As the “With Honor and Valor” exhibit elucidates, their numbers were spread out across five infantry regiments. Some saw action during General Ulysses S. Grant’s May 1864 Bermuda Hundred Campaign, or at the horrific July 1864 Battle of the Crater (described by Grant as “the saddest affair I have witnessed in this war”), or at the September 1864 Battle of Chaffin’s Farm. (Talbot Countian Gilbert Adams of the 7th U.S. Colored Infantry Regiment, Company D, was captured at Chaffin’s Farm. After enduring seven months as a prisoner of war, he escaped and reported back for duty.)

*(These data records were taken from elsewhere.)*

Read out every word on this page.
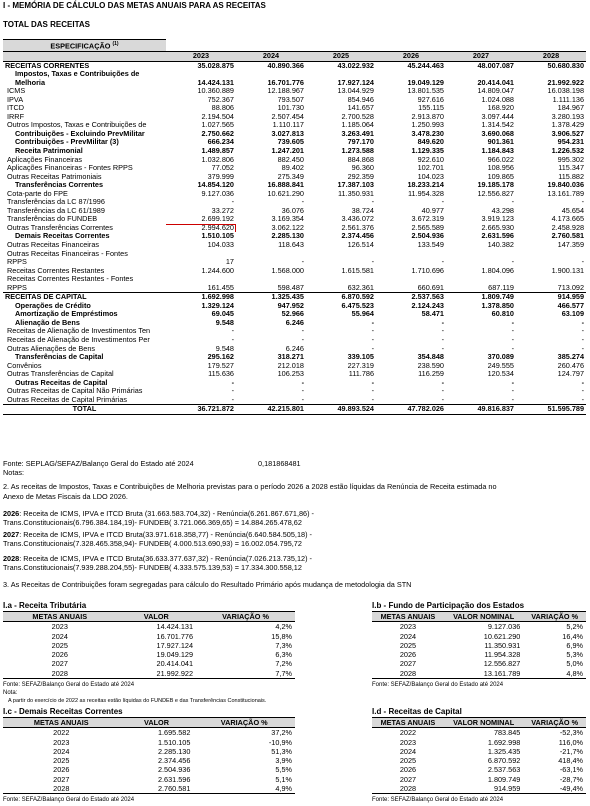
I - MEMÓRIA DE CÁLCULO DAS METAS ANUAIS PARA AS RECEITAS
TOTAL DAS RECEITAS
ESPECIFICAÇÃO $^{(1)}$	
	2023	2024	2025	2026	2027	2028
RECEITAS CORRENTES	35.028.875	40.890.366	43.022.932	45.244.463	48.007.087	50.680.830
Impostos, Taxas e Contribuições de						
Melhoria	14.424.131	16.701.776	17.927.124	19.049.129	20.414.041	21.992.922
ICMS	10.360.889	12.188.967	13.044.929	13.801.535	14.809.047	16.038.198
IPVA	752.367	793.507	854.946	927.616	1.024.088	1.111.136
ITCD	88.806	101.730	141.657	155.115	168.920	184.967
IRRF	2.194.504	2.507.454	2.700.528	2.913.870	3.097.444	3.280.193
Outros Impostos, Taxas e Contribuições de	1.027.565	1.110.117	1.185.064	1.250.993	1.314.542	1.378.429
Contribuições - Excluindo PrevMilitar	2.750.662	3.027.813	3.263.491	3.478.230	3.690.068	3.906.527
Contribuições - PrevMilitar (3)	666.234	739.605	797.170	849.620	901.361	954.231
Receita Patrimonial	1.489.857	1.247.201	1.273.588	1.129.335	1.184.843	1.226.532
Aplicações Financeiras	1.032.806	882.450	884.868	922.610	966.022	995.302
Aplicações Financeiras - Fontes RPPS	77.052	89.402	96.360	102.701	108.956	115.347
Outras Receitas Patrimoniais	379.999	275.349	292.359	104.023	109.865	115.882
Transferências Correntes	14.854.120	16.888.841	17.387.103	18.233.214	19.185.178	19.840.036
Cota-parte do FPE	9.127.036	10.621.290	11.350.931	11.954.328	12.556.827	13.161.789
Transferências da LC 87/1996	-	-	-	-	-	-
Transferências da LC 61/1989	33.272	36.076	38.724	40.977	43.298	45.654
Transferências do FUNDEB	2.699.192	3.169.354	3.436.072	3.672.319	3.919.123	4.173.665
Outras Transferências Correntes	2.994.620	3.062.122	2.561.376	2.565.589	2.665.930	2.458.928
Demais Receitas Correntes	1.510.105	2.285.130	2.374.456	2.504.936	2.631.596	2.760.581
Outras Receitas Financeiras	104.033	118.643	126.514	133.549	140.382	147.359
Outras Receitas Financeiras - Fontes						
RPPS	17	-	-	-	-	-
Receitas Correntes Restantes	1.244.600	1.568.000	1.615.581	1.710.696	1.804.096	1.900.131
Receitas Correntes Restantes - Fontes						
RPPS	161.455	598.487	632.361	660.691	687.119	713.092
RECEITAS DE CAPITAL	1.692.998	1.325.435	6.870.592	2.537.563	1.809.749	914.959
Operações de Crédito	1.329.124	947.952	6.475.523	2.124.243	1.378.850	466.577
Amortização de Empréstimos	69.045	52.966	55.964	58.471	60.810	63.109
Alienação de Bens	9.548	6.246	-	-	-	-
Receitas de Alienação de Investimentos Ten	-	-	-	-	-	-
Receitas de Alienação de Investimentos Per	-	-	-	-	-	-
Outras Alienações de Bens	9.548	6.246	-	-	-	-
Transferências de Capital	295.162	318.271	339.105	354.848	370.089	385.274
Convênios	179.527	212.018	227.319	238.590	249.555	260.476
Outras Transferências de Capital	115.636	106.253	111.786	116.259	120.534	124.797
Outras Receitas de Capital	-	-	-	-	-	-
Outras Receitas de Capital Não Primárias	-	-	-	-	-	-
Outras Receitas de Capital Primárias	-	-	-	-	-	-
TOTAL	36.721.872	42.215.801	49.893.524	47.782.026	49.816.837	51.595.789
Fonte: SEPLAG/SEFAZ/Balanço Geral do Estado até 2024	0,181868481
Notas:
2. As receitas de Impostos, Taxas e Contribuições de Melhoria previstas para o período 2026 a 2028 estão líquidas da Renúncia de Receita estimada no
Anexo de Metas Fiscais da LDO 2026.
2026: Receita de ICMS, IPVA e ITCD Bruta (31.663.583.704,32) - Renúncia(6.261.867.671,86) -
Trans.Constitucionais(6.796.384.184,19)- FUNDEB( 3.721.066.369,65) = 14.884.265.478,62
2027: Receita de ICMS, IPVA e ITCD Bruta(33.971.618.358,77) - Renúncia(6.640.584.505,18) -
Trans.Constitucionais(7.328.465.358,94)- FUNDEB( 4.000.513.690,93) = 16.002.054.795,72
2028: Receita de ICMS, IPVA e ITCD Bruta(36.633.377.637,32) - Renúncia(7.026.213.735,12) -
Trans.Constitucionais(7.939.288.204,55)- FUNDEB( 4.333.575.139,53) = 17.334.300.558,12
3. As Receitas de Contribuições foram segregadas para cálculo do Resultado Primário após mudança de metodologia da STN
I.a - Receita Tributária
METAS ANUAIS	VALOR	VARIAÇÃO %
2023	14.424.131	4,2%
2024	16.701.776	15,8%
2025	17.927.124	7,3%
2026	19.049.129	6,3%
2027	20.414.041	7,2%
2028	21.992.922	7,7%
Fonte: SEFAZ/Balanço Geral do Estado até 2024
Nota:
A partir do exercício de 2022 as receitas estão líquidas do FUNDEB e das Transferências Constitucionais.
I.b - Fundo de Participação dos Estados
METAS ANUAIS	VALOR NOMINAL	VARIAÇÃO %
2023	9.127.036	5,2%
2024	10.621.290	16,4%
2025	11.350.931	6,9%
2026	11.954.328	5,3%
2027	12.556.827	5,0%
2028	13.161.789	4,8%
Fonte: SEFAZ/Balanço Geral do Estado até 2024
I.c - Demais Receitas Correntes
METAS ANUAIS	VALOR	VARIAÇÃO %
2022	1.695.582	37,2%
2023	1.510.105	-10,9%
2024	2.285.130	51,3%
2025	2.374.456	3,9%
2026	2.504.936	5,5%
2027	2.631.596	5,1%
2028	2.760.581	4,9%
Fonte: SEFAZ/Balanço Geral do Estado até 2024
I.d - Receitas de Capital
METAS ANUAIS	VALOR NOMINAL	VARIAÇÃO %
2022	783.845	-52,3%
2023	1.692.998	116,0%
2024	1.325.435	-21,7%
2025	6.870.592	418,4%
2026	2.537.563	-63,1%
2027	1.809.749	-28,7%
2028	914.959	-49,4%
Fonte: SEFAZ/Balanço Geral do Estado até 2024
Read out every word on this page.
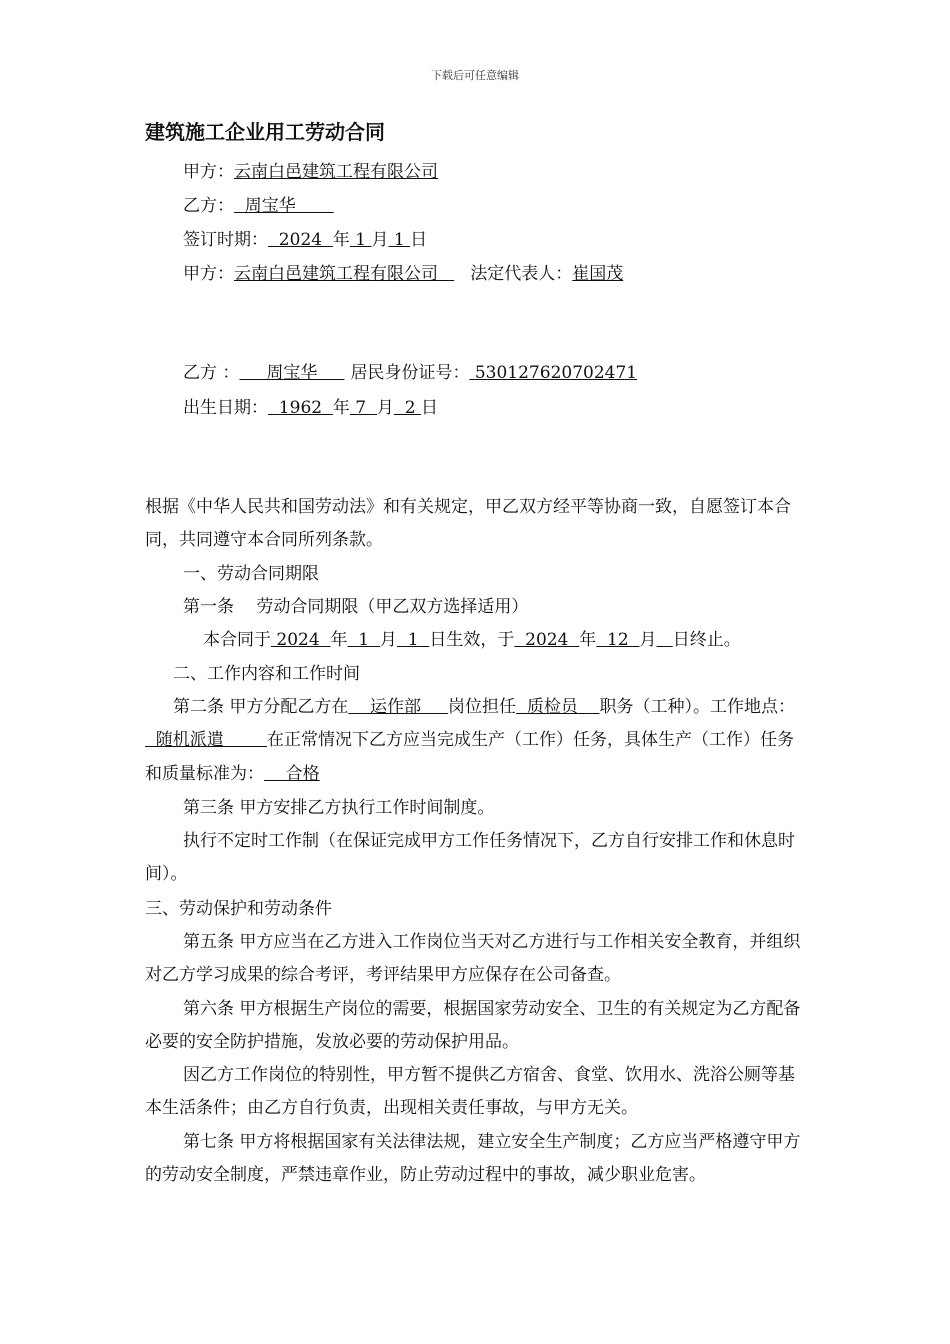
下载后可任意编辑
建筑施工企业用工劳动合同
甲方：云南白邑建筑工程有限公司
乙方：  周宝华
签订时期：  2024  年 1 月 1 日
甲方：云南白邑建筑工程有限公司   法定代表人：崔国茂
乙方 ：     周宝华     居民身份证号： 530127620702471
出生日期：  1962  年 7  月  2 日
根据《中华人民共和国劳动法》和有关规定，甲乙双方经平等协商一致，自愿签订本合同，共同遵守本合同所列条款。
一、劳动合同期限
第一条　 劳动合同期限（甲乙双方选择适用）
本合同于 2024  年  1  月  1  日生效，于  2024  年  12  月 日终止。
二、工作内容和工作时间
第二条 甲方分配乙方在    运作部     岗位担任  质检员    职务（工种）。工作地点：  随机派遣        在正常情况下乙方应当完成生产（工作）任务，具体生产（工作）任务和质量标准为：    合格
第三条 甲方安排乙方执行工作时间制度。
执行不定时工作制（在保证完成甲方工作任务情况下，乙方自行安排工作和休息时间）。
三、劳动保护和劳动条件
第五条 甲方应当在乙方进入工作岗位当天对乙方进行与工作相关安全教育，并组织对乙方学习成果的综合考评，考评结果甲方应保存在公司备查。
第六条 甲方根据生产岗位的需要，根据国家劳动安全、卫生的有关规定为乙方配备必要的安全防护措施，发放必要的劳动保护用品。
因乙方工作岗位的特别性，甲方暂不提供乙方宿舍、食堂、饮用水、洗浴公厕等基本生活条件；由乙方自行负责，出现相关责任事故，与甲方无关。
第七条 甲方将根据国家有关法律法规，建立安全生产制度；乙方应当严格遵守甲方的劳动安全制度，严禁违章作业，防止劳动过程中的事故，减少职业危害。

After the war, they came home to a different world, one where slavery no longer existed alongside freedom, and they founded new Talbot County communities such as Unionville, Copperville, and Eastfield. “With Valor and Honor” does a consummate job of chronicling this postwar phase of the story, and such legendary local-historical figures as Nathaniel “Nace” Hopkins, John Copper, and the Unionville 18 are now presented together in the broader historical context, many of the displays augmented by relics preserved by the families of these men. In viewing all this, one feels a growing awareness of continuity, of the past as prologue, of individual family histories and a region’s larger history all bound together as a collective whole.
“Being able to provide this information to the community” has been rewarding, observed Weber, “because we have so many descendants of these troops who still live in the area. And when some of these descendants visit the exhibit, it’s very special.”